How You Can Become as Happy as a Dutch Teenager
In addition to legalized marijuana, the world’s largest tulip industry, and an insanely high quality of life, the Netherlands can also count some of the world’s happiest children according to a new UNICEF report.
Acording to UNICEF’s Innocenti Research Centre, Dutch children are have the highest well-being of 20 developed nations in terms of familial relationships, child poverty, health, and sexual behavior.
Though happy, the ennobled position of Dutch children engenders a certain coddling in families where decisions normally ceded to adults are left to the kids. When they finally do depart the home, the transition to the real world can be an adjustment. One teenager noted the jarring transition to adulthood from the idyllic pastures of his adolescence: “I don’t have much money as a student and to go out is expensive. Beer, for example, is very expensive in the Netherlands.”

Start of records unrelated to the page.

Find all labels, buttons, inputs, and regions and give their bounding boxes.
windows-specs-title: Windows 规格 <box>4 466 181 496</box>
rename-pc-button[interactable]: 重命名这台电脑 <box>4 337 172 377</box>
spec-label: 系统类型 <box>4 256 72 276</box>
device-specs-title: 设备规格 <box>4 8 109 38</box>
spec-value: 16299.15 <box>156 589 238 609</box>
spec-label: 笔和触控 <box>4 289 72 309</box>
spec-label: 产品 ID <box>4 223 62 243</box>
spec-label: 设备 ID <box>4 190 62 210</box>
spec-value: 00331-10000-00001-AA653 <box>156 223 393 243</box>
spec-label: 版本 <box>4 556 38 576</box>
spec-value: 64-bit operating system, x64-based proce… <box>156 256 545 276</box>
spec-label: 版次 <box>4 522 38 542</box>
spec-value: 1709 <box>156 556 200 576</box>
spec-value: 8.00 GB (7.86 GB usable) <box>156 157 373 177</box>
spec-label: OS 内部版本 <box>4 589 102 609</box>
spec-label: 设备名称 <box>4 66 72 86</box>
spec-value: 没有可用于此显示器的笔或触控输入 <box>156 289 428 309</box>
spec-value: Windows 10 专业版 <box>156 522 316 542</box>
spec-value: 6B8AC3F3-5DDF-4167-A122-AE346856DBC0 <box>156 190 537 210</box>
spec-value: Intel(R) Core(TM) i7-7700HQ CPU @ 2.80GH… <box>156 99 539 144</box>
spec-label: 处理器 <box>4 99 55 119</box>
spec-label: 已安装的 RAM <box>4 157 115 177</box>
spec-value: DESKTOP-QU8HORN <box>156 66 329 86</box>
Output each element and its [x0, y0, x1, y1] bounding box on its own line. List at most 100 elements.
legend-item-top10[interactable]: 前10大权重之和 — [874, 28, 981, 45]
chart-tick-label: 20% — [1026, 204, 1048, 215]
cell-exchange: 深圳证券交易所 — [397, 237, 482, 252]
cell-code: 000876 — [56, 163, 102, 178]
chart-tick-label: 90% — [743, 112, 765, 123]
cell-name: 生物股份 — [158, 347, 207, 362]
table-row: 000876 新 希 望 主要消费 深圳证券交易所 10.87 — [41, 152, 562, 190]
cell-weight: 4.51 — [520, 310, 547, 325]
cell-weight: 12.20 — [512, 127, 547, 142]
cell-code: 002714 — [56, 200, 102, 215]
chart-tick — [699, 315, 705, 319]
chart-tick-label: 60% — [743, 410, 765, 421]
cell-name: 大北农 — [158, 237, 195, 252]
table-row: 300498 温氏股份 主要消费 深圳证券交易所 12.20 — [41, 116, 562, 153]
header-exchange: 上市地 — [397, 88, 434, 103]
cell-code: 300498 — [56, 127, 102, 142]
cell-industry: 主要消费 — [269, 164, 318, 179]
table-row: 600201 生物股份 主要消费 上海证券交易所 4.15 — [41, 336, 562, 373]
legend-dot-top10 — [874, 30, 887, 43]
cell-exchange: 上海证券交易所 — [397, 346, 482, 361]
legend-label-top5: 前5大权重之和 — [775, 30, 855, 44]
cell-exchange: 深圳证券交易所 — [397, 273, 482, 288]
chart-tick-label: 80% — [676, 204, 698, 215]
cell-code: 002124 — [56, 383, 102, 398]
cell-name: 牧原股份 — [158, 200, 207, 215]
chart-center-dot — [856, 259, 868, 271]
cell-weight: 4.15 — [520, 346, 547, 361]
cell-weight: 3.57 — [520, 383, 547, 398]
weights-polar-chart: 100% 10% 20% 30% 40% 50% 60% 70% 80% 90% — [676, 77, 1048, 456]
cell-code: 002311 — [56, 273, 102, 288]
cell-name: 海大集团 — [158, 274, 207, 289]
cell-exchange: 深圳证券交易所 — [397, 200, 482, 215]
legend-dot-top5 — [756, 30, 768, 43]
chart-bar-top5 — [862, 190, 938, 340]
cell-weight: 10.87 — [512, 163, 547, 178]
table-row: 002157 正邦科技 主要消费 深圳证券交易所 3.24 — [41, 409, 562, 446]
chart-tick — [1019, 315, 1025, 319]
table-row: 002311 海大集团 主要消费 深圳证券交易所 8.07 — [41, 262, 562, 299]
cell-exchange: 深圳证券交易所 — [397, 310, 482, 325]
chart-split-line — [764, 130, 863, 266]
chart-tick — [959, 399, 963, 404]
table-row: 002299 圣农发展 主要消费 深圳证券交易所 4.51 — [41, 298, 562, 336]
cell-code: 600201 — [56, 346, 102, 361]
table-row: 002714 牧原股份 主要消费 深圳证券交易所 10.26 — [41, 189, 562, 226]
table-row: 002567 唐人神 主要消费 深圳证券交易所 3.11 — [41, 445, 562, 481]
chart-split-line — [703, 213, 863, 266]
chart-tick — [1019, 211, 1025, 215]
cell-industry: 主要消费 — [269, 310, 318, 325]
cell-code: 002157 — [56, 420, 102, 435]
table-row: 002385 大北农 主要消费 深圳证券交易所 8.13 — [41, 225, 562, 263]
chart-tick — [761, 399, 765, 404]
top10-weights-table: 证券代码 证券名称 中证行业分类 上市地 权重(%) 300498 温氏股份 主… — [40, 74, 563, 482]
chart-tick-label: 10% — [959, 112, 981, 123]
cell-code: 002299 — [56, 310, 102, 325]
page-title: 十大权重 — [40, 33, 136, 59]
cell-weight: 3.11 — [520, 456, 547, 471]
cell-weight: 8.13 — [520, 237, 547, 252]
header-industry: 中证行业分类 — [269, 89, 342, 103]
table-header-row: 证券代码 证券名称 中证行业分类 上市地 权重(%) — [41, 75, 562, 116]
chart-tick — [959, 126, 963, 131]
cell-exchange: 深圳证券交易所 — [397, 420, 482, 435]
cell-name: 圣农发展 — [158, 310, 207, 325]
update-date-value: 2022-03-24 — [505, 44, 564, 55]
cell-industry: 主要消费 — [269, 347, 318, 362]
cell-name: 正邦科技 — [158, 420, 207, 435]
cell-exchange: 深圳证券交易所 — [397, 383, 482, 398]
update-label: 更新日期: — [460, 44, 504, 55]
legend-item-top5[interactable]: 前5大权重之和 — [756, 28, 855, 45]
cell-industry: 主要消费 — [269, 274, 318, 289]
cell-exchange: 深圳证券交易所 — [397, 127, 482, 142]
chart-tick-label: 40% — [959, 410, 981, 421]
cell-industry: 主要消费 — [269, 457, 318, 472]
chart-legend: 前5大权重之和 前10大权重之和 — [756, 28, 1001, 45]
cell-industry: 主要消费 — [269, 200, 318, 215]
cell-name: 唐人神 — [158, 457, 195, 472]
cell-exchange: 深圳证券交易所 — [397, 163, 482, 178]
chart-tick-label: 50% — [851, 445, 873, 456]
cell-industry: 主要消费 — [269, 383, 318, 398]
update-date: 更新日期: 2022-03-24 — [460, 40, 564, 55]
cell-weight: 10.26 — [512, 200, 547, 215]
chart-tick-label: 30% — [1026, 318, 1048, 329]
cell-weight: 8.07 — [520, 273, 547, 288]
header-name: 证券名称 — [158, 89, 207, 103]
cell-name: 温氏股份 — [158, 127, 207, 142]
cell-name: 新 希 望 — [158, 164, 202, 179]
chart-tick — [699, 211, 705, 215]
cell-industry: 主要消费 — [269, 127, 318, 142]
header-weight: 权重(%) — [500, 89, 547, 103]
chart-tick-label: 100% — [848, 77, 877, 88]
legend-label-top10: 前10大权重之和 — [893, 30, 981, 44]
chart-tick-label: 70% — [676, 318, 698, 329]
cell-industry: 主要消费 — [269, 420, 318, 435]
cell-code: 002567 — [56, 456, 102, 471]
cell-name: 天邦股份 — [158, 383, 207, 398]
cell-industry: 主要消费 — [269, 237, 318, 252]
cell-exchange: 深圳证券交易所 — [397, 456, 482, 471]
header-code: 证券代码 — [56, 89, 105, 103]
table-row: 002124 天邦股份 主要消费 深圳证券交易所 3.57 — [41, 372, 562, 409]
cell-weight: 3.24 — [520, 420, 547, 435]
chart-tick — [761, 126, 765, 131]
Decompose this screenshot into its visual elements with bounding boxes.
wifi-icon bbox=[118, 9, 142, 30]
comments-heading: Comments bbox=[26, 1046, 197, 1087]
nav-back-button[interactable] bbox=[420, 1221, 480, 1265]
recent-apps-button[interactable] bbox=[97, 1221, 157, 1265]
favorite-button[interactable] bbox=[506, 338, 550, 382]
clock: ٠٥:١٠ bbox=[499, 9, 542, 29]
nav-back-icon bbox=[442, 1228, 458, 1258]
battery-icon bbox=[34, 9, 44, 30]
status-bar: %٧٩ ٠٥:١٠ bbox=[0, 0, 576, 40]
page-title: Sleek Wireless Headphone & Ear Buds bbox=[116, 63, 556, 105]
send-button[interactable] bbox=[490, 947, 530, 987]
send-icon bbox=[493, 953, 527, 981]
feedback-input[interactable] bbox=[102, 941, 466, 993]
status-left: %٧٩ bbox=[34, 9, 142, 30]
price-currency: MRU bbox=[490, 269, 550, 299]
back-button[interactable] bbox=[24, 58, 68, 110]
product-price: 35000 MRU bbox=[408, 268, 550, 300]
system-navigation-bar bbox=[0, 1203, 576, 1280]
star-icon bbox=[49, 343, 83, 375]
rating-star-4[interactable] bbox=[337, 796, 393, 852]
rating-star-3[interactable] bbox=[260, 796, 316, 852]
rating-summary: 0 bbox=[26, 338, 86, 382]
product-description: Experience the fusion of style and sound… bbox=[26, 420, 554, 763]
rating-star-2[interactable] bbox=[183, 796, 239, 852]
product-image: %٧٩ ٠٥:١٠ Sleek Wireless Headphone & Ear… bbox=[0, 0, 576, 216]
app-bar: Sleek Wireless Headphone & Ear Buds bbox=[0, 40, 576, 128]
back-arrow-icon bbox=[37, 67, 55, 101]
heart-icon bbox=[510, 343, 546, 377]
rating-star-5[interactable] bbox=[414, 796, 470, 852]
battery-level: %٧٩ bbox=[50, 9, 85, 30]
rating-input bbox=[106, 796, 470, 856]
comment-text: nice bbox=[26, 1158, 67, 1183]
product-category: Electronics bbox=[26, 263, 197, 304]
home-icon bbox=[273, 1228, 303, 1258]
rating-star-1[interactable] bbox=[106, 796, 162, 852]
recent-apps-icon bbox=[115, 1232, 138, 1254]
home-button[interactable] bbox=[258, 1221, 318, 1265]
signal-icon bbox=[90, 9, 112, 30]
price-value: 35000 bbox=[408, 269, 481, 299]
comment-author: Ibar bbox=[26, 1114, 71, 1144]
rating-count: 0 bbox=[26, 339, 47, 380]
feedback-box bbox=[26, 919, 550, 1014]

Countries that didn’t fare so well in the survey include the United States and the United Kingdom which scored a miserable 20th and 21st respectively.
The Pew Global Attitudes Survey, the granddaddy of global surveys on happiness, polled a more mature audience than the UNICEF project and got different results. In 2007, it reported American adults were at the top of the happiness pyramid, just below Canadians, with two in three reporting themselves as relatively happy with their lives. In general, as incomes decreased in countries so did happiness.
What would big thinkers include as their criteria for gauging happiness—in adults or children? Is money the best measure or are more intangible criteria the ones to weigh?